MCKEEVER: Well, for me, I have forgiven him because I feel like the Catholic Church was the one responsible for having such leniency to all of this. That it pretty much attracts pedophiles because of how these laws are. It's a place to hide.

MACCALLUM: It's a place to hide.

MCKEEVER: It's a place to hide.

P. FORTNEY: I feel exactly like Lara does. I forgave Father Giella a long time ago. I really did. I blamed the hierarchy. Bishop Keeler was on his road to cardinal, and it was more important for the Harrisburg diocese to have a bishop that was going to be named a cardinal than it was to protect our family and that's the bottom line.

MACCALLUM: Yes.

UNIDENTIFIED FEMALE: I haven't forgiven him.

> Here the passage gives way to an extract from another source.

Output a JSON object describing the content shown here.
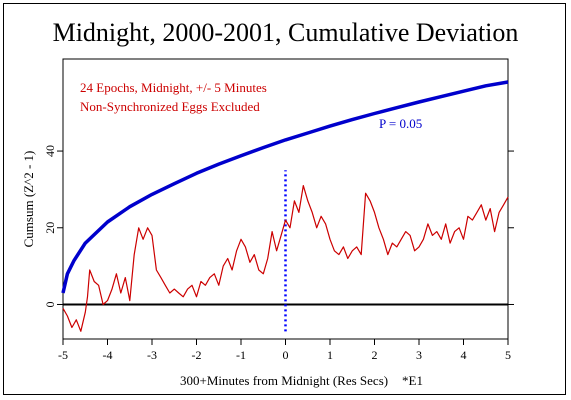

I don't know if I ever will.

MILLER: As a Christian, I can't harbor that guilt to not forgive him. But, it's very hard to.

MACCALLUM: I want to thank all of you so much for sharing your story and for hopefully making it easier for other families to come forward. It's so wonderful to see all of you together and pulling together. And I wish you all the best.

(END VIDEOTAPE)

MACCALLUM: What a wonderful family. And I thank them so much for opening to us and for coming here with us and being on "The Story." They are asking victims of priest abuse to reach out like they did. Use this hot line number they say, 1-888-538-8541.

Their form diocese provided us with this statement. It reads in part. "On behalf of the diocese of Harrisburg, Bishop Gainer sends his deepest apologies and prayers to the Fortney family and all survivors of child sexual abuse. Clearly this case was not handled properly. And those in positions of power failed to protect children from Giella, a monster who preyed on innocent children."

The diocese has removed the names of the accused abusers and former bishops from all buildings and places of honor.

We'll be right back.

(COMMERCIAL BREAK)

MACCALLUM: So moments ago, President Trump tweeted about the federal response to hurricane Florence, now a category four, expected to make landfall in the Carolinas later this week. The president saying, quote, "Just had calls with the South Carolina Governor, Henry McMaster, North Carolina Governor Roy Cooper, and Virginia Governor Ralph Northam regarding the incoming storm. Federal government stands by ready to assist 24/7."

So that is our story. We'll be watching that one. That's our Monday night. Back here tomorrow at 7. "Tucker Carlson" is coming up next. Have a good night. Have a good night, everybody.